Adding machine learning, predictive and prescriptive analytics capabilities to equipment monitoring can enable organisations to transition from post hoc to pre-emptive maintenance, proactively address potential issues before they occur and ensure that the optimal corrective actions are implemented in-store.

 

Equipment on the shop floor provides millions of data points. The data captured by IoT connected sensors, deployed on the machines can be analysed with the help of machine learning and predictive analytics algorithms. Predictive and prescriptive analytics can help to predict flawed patterns, machinery defects, and risks of failure and prescribe the best corrective action. This allows for issues to be identified and pre-empted before they cause equipment failure, defective produce or reduced production speed.

 

Continuously raise operational standards

Similarly to identifying equipment issues, data from the shop floor can help to identify and alter process inefficiencies.
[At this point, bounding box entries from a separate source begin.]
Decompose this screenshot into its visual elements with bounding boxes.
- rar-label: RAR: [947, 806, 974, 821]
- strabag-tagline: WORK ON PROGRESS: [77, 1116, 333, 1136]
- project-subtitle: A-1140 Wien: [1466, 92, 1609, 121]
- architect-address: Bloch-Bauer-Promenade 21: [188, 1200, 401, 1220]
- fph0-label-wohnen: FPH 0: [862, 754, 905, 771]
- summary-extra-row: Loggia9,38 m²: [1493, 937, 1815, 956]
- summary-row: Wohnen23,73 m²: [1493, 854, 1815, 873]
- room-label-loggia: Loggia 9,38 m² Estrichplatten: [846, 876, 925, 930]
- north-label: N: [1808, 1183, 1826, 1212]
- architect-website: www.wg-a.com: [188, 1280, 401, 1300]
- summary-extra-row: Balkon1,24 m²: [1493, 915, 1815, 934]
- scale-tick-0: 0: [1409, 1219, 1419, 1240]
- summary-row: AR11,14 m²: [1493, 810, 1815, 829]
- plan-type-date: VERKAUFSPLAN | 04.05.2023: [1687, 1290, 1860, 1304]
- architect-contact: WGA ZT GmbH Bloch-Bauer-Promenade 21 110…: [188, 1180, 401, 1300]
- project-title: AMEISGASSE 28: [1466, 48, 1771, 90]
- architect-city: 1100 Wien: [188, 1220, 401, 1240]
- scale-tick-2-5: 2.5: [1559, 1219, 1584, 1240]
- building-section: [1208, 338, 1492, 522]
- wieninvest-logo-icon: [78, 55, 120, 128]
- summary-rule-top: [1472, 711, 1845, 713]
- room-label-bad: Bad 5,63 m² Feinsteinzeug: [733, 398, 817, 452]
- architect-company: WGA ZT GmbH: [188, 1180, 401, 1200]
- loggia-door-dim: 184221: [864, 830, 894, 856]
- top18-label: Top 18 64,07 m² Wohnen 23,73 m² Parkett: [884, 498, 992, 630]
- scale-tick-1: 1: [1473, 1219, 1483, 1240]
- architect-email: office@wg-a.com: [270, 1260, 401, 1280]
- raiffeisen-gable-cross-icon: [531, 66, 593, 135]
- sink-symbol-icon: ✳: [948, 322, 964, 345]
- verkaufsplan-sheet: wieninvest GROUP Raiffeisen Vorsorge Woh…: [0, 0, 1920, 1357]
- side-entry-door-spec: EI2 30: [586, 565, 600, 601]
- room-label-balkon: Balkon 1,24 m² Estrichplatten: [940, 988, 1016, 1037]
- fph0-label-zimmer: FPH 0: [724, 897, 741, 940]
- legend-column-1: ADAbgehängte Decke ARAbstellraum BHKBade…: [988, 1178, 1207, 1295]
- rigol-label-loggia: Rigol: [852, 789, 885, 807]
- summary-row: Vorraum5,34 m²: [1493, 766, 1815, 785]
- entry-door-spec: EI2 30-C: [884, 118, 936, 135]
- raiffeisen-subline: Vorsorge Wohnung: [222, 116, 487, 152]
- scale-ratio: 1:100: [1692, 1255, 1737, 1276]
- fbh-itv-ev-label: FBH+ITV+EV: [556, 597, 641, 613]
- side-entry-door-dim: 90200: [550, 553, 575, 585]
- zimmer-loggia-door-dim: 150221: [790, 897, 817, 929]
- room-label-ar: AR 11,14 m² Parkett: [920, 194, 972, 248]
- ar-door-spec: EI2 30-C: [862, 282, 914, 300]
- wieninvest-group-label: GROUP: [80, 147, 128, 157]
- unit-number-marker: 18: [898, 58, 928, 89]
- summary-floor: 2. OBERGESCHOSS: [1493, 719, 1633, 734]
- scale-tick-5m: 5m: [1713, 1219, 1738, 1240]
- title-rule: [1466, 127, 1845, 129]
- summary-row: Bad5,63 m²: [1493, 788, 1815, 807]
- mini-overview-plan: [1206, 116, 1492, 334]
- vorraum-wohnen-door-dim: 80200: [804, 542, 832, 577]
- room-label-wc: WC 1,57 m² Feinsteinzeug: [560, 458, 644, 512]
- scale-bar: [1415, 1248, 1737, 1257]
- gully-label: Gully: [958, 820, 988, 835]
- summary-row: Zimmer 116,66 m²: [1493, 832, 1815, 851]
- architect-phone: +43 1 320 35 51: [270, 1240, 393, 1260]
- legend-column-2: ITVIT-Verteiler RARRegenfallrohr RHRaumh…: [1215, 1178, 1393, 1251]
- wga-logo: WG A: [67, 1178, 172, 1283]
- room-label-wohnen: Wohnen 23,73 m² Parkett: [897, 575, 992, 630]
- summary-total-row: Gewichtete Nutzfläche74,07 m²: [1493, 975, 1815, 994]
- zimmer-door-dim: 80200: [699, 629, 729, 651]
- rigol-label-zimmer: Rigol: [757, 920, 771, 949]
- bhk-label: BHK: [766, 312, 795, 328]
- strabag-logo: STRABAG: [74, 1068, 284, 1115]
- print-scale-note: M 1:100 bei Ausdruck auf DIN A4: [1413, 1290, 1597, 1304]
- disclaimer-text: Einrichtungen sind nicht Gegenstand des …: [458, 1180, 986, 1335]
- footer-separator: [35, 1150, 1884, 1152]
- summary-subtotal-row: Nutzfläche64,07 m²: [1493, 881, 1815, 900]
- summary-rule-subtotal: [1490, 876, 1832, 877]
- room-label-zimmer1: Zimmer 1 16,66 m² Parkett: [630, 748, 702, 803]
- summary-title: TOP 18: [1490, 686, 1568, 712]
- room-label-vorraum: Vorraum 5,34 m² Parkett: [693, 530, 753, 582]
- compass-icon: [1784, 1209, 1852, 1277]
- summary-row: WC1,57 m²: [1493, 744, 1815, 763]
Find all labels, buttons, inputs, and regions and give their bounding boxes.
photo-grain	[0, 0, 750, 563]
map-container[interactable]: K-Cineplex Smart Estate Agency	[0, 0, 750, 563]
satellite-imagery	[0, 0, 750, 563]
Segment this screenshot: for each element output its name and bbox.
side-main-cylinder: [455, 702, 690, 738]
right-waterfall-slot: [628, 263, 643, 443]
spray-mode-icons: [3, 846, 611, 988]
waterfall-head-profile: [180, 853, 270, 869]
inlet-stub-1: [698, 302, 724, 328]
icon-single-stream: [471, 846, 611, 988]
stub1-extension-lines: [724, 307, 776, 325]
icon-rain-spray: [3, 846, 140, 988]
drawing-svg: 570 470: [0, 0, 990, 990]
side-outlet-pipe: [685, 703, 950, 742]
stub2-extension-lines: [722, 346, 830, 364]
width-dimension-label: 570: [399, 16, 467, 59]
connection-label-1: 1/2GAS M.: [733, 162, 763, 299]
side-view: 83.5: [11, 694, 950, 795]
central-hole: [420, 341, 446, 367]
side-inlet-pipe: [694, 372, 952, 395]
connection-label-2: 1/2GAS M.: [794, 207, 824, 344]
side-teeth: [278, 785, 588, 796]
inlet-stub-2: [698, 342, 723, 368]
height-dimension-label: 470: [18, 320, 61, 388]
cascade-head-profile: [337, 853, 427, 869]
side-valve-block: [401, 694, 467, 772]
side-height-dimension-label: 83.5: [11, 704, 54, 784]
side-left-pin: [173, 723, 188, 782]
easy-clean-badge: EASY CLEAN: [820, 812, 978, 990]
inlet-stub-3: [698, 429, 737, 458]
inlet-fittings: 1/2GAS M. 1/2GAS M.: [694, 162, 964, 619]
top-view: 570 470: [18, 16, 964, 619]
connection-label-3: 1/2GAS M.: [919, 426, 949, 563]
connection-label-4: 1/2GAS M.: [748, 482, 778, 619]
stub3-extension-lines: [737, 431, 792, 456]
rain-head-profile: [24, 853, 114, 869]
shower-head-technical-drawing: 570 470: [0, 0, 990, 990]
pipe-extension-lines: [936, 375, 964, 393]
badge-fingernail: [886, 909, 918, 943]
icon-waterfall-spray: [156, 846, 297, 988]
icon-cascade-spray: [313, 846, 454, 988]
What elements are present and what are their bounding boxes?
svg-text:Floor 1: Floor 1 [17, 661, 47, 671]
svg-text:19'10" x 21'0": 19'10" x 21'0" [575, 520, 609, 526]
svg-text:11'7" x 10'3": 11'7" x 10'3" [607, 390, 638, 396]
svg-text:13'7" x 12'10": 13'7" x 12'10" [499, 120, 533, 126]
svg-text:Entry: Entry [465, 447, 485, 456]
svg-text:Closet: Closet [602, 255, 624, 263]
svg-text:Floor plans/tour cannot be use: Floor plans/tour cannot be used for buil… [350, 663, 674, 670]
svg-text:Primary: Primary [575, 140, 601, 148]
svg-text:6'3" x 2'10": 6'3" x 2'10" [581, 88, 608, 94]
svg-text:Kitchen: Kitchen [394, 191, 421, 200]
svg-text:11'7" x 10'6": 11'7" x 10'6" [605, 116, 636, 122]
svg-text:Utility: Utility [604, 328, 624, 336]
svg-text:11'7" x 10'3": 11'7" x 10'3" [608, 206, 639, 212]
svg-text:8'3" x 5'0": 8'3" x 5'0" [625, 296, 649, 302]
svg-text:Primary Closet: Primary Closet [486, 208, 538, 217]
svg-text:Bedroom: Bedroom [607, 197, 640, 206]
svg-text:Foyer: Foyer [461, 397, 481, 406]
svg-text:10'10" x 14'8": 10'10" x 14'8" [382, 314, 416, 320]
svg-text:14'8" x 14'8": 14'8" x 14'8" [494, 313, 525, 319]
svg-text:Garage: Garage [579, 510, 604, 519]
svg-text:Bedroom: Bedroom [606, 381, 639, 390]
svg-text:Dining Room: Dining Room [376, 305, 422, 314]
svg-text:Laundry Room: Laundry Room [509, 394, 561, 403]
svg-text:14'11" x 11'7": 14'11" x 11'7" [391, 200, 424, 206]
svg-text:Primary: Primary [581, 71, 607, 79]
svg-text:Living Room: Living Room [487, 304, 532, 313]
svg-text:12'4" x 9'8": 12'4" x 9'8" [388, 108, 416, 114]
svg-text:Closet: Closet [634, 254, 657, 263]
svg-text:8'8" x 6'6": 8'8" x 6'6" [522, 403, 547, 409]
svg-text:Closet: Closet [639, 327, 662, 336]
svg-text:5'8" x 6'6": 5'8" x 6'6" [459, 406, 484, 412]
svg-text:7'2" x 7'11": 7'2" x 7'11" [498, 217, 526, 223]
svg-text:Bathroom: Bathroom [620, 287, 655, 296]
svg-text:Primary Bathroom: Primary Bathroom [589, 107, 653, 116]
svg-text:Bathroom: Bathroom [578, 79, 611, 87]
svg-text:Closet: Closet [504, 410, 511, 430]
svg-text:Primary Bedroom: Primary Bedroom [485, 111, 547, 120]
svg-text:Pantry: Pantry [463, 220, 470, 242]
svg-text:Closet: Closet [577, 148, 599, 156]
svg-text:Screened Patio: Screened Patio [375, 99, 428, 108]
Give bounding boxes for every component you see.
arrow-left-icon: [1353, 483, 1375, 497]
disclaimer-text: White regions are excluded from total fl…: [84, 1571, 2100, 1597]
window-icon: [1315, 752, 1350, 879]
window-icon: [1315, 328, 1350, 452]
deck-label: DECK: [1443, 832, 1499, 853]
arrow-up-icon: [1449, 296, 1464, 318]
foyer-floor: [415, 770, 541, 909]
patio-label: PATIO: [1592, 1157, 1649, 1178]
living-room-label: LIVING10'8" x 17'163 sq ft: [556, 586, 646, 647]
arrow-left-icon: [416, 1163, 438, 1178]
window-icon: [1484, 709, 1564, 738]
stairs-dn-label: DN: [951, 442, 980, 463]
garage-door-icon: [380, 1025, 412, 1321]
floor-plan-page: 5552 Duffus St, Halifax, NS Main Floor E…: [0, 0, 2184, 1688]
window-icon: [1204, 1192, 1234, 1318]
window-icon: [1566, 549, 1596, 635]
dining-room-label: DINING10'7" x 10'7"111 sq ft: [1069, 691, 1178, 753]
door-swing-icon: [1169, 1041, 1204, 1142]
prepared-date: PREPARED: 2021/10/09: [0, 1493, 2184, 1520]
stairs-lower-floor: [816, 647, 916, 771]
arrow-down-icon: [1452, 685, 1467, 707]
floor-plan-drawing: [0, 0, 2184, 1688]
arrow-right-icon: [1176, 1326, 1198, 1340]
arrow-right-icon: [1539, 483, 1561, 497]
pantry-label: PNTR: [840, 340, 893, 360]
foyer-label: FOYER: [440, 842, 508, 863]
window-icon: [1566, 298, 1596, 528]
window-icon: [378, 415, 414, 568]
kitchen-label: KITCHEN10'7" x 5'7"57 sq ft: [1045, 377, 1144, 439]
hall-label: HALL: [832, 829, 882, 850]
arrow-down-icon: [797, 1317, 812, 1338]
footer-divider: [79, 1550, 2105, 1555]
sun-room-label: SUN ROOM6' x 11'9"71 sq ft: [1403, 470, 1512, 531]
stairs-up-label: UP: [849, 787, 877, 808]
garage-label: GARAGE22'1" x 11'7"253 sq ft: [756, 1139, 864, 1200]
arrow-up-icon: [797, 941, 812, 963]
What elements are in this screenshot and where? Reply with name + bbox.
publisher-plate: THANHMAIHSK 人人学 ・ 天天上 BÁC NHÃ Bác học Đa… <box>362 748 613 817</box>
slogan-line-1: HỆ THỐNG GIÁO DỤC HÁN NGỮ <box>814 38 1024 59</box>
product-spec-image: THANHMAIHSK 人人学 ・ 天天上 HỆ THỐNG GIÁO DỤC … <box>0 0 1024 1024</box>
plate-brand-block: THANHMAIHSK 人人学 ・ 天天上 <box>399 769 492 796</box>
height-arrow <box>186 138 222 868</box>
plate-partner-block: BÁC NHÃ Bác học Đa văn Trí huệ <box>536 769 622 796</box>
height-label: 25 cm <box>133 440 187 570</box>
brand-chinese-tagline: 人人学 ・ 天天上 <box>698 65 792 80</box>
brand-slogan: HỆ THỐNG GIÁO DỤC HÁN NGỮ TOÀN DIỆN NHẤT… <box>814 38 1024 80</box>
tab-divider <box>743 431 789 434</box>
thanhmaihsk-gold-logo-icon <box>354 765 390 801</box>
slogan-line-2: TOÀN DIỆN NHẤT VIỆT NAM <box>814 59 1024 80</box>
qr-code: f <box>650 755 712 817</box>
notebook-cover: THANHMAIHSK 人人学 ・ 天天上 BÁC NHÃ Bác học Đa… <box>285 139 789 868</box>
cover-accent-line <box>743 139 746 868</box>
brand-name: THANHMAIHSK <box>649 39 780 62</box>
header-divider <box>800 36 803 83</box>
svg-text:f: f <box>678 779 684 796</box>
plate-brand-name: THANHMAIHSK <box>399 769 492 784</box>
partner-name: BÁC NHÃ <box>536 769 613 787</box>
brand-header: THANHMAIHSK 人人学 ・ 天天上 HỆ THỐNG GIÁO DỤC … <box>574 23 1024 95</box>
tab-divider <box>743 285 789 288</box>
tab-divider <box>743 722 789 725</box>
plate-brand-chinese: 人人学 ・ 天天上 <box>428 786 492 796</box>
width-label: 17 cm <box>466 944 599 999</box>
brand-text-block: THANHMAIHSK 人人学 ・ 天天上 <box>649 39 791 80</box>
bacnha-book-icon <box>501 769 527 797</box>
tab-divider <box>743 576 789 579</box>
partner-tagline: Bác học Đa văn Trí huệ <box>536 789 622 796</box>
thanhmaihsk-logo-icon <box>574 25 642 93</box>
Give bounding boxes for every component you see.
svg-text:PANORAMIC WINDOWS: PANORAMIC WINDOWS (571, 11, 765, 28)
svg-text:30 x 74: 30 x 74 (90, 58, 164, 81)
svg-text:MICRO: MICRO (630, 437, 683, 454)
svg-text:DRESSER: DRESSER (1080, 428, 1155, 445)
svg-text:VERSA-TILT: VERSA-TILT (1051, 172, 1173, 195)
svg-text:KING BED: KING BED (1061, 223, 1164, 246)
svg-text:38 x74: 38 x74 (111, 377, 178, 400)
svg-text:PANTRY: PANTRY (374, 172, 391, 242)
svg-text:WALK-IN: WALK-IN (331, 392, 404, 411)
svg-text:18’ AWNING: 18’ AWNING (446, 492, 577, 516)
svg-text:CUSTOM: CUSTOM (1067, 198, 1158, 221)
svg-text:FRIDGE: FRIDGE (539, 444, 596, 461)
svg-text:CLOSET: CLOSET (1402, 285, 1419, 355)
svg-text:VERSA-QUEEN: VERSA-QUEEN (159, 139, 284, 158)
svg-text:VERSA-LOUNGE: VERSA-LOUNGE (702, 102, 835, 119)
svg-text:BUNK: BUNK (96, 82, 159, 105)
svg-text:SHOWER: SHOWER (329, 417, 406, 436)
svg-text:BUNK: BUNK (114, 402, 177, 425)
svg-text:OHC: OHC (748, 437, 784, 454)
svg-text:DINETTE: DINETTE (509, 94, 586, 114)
For example, insight into the stages of production of a soft drink can show that that step 5 of a 15-step manufacturing process requires significant adjustment time and results in losses. Manufacturers can then re-design the process in a way that ensures optimal run conditions throughout.

 

Through the improved visibility that it provides, remote equipment monitoring can support the implementation of Kaizen, Six Sigma and Lean methodologies. Having access to plant-specific data can also help to configure processes locally to the size of the plant and the workers and machinery on the shop floor, ensuring that every factory is following the optimal processes.

 

These are some of the ways in which remote equipment monitoring enables manufacturers to eliminate manufacturing losses and drive greater effectiveness and efficiency on the shop floor.